I am cursed.
Because lightning almost always without fail seem to enjoy laying its wrath upon my home. I swear I can almost feel the air around me giggle when mother nature has again succesfully managed to fry the fuckaroos out of my modern world.
I've actually learned from the past to unplug my modem. So I did just that, silently assesing on how there's no way my modem can fry again. But the best bit about all this is how nature always seem to find a way, that vindicative bastard.
It decided to fry the whole thing. So now my modem is working because it was unplugged, but my pc and monitor has fused. Woopee. Damn fun.
I hate living on a hill.
Am typing from the e-lab. I hate losing touch of technology. I feel like I'm slowly drifting away from the future, surely but steadily sinking into this desolate backward world where people only use the computer for printing purposes. I'm becoming my parents!
ANyway, it's been a busy week. Mother's day. Selling flowers whole week so that people can get something beautiful for their mom but ended up not getting anything for my own. I'm a loser bounded by ironies.
By the way, I think this is the phase of my life where I finally get everything back in order. NEed to muster discipline or else I'll fail in everything and anything that I do. I can't afford to oversleep again. THe next time I oversleep, I'll die. I really will. My friends will hate me and my hair will fall off(gasp! anything but that, the window to my soul!!!).

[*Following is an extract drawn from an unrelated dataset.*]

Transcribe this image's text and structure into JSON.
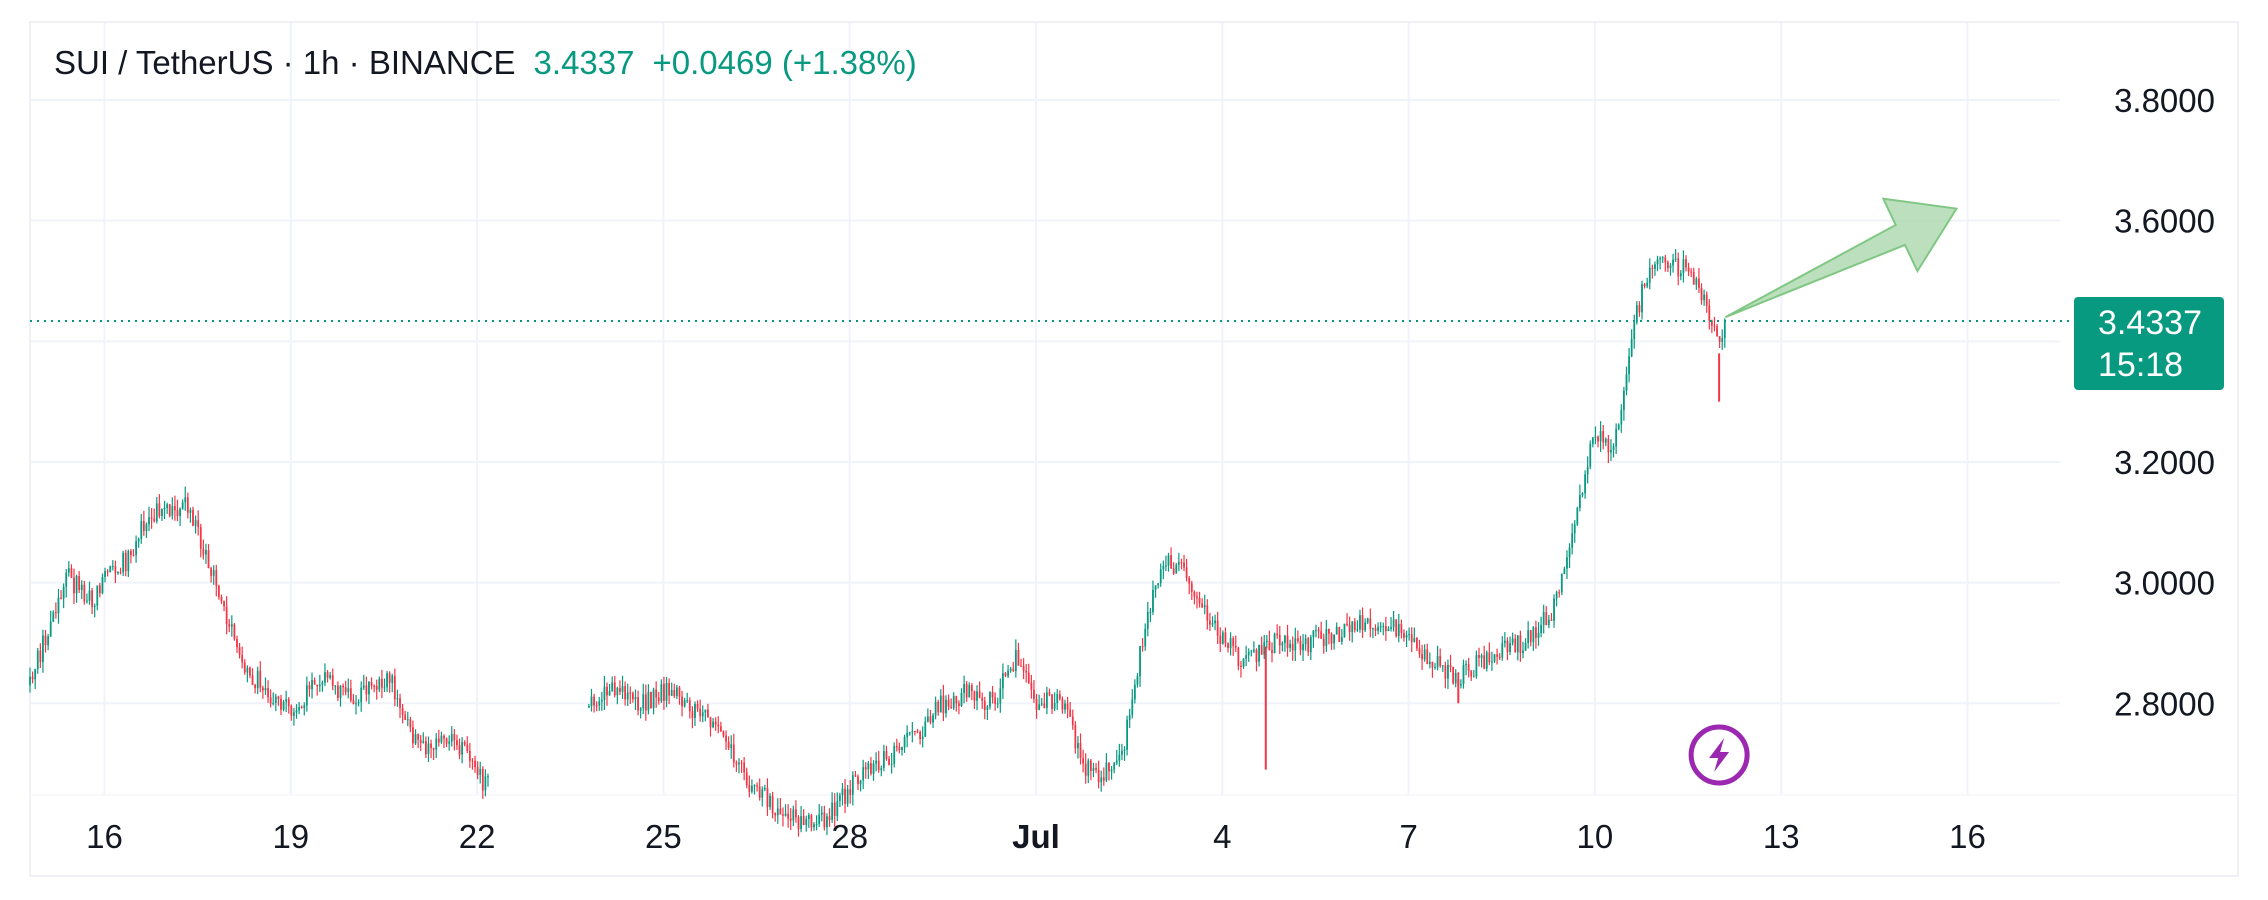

I'll soon lose respect even from my dogs and ferrets will shit on me.
Wait a minute, ferrets are shitting on me. ARgh, my life is a mess!
I hate exclamation marks!!! It makes me look stupid and unprofessional.
Seriously, I wish I had half as much discipline as half of the people of half my batch. But no point whining. Cause I hate whiners. They do nothing but whine all day and get nothing done.